O objetivo principal é barrar a chamada fishing expedition (pesca probatória), prática em que autoridades solicitam dados financeiros sem um fato determinado, esperando “pescar” qualquer irregularidade para, só então, abrir um processo.
Risco sistêmico e extorsão
O tom de Moraes na decisão foi contundente. Segundo o ministro, há evidências concretas de que o sistema de inteligência financeira foi desvirtuado para servir de instrumento de “pressão, constrangimento e extorsão”.
“A ausência de balizas constitucionais claras permitiu a normalização do uso desses instrumentos como meio de prospecção patrimonial indiscriminada, abrindo espaço para abusos reiterados e institucionalmente corrosivos”, afirmou o ministro.
Para o magistrado, o cenário atual configura um “risco sistêmico”, onde a intimidade financeira dos cidadãos passou a ser tratada como mercadoria ou arma política, dissociada de qualquer finalidade legítima de persecução penal.

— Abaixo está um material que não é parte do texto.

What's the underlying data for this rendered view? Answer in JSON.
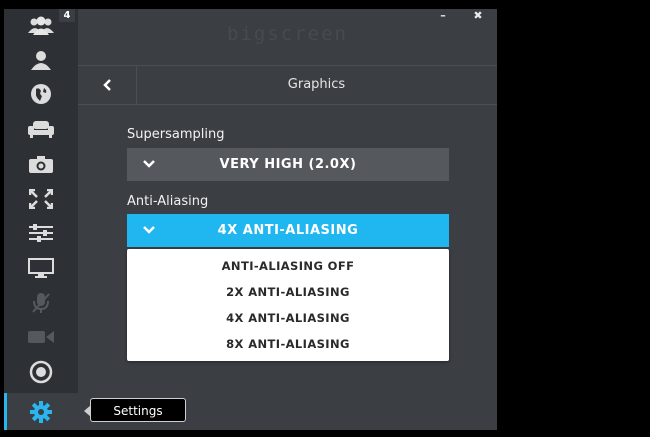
{
  "app": {
    "logo_text": "bigscreen"
  },
  "window": {
    "minimize_label": "–",
    "close_label": "✖"
  },
  "sidebar": {
    "badge": "4",
    "items": [
      {
        "icon": "group-icon"
      },
      {
        "icon": "user-icon"
      },
      {
        "icon": "globe-icon"
      },
      {
        "icon": "couch-icon"
      },
      {
        "icon": "camera-icon"
      },
      {
        "icon": "expand-icon"
      },
      {
        "icon": "sliders-icon"
      },
      {
        "icon": "monitor-icon"
      },
      {
        "icon": "mic-off-icon"
      },
      {
        "icon": "video-camera-icon"
      },
      {
        "icon": "record-icon"
      },
      {
        "icon": "gear-icon"
      }
    ],
    "active_index": 11
  },
  "header": {
    "title": "Graphics"
  },
  "supersampling": {
    "label": "Supersampling",
    "value": "VERY HIGH (2.0X)"
  },
  "anti_aliasing": {
    "label": "Anti-Aliasing",
    "value": "4X ANTI-ALIASING",
    "options": [
      "ANTI-ALIASING OFF",
      "2X ANTI-ALIASING",
      "4X ANTI-ALIASING",
      "8X ANTI-ALIASING"
    ]
  },
  "tooltip": {
    "text": "Settings"
  },
  "colors": {
    "accent": "#20b7f0",
    "sidebar_bg": "#2d3034",
    "panel_bg": "#3b3e43",
    "dropdown_gray": "#55585d"
  }
}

Contexto: Vazamentos e organizações criminosas
A movimentação do STF ocorre em um momento crítico. Recentemente, a Polícia Federal prendeu um contador apontado como um dos mandantes de uma organização criminosa especializada em roubar e vender dados sigilosos. A quadrilha teria acessado declarações de Imposto de Renda de 1.819 pessoas, incluindo ministros do STF, do Tribunal de Contas da União (TCU) e diversos políticos.
Com a nova determinação, Moraes tenta blindar o sistema contra o uso dos RIFs “sob encomenda”, garantindo que a inteligência financeira sirva ao Estado de Direito, e não a projetos de poder ou métodos de investigação que remetem aos excessos e absurdos intimidatórios e seletivos de uma “nova Lava Jato”.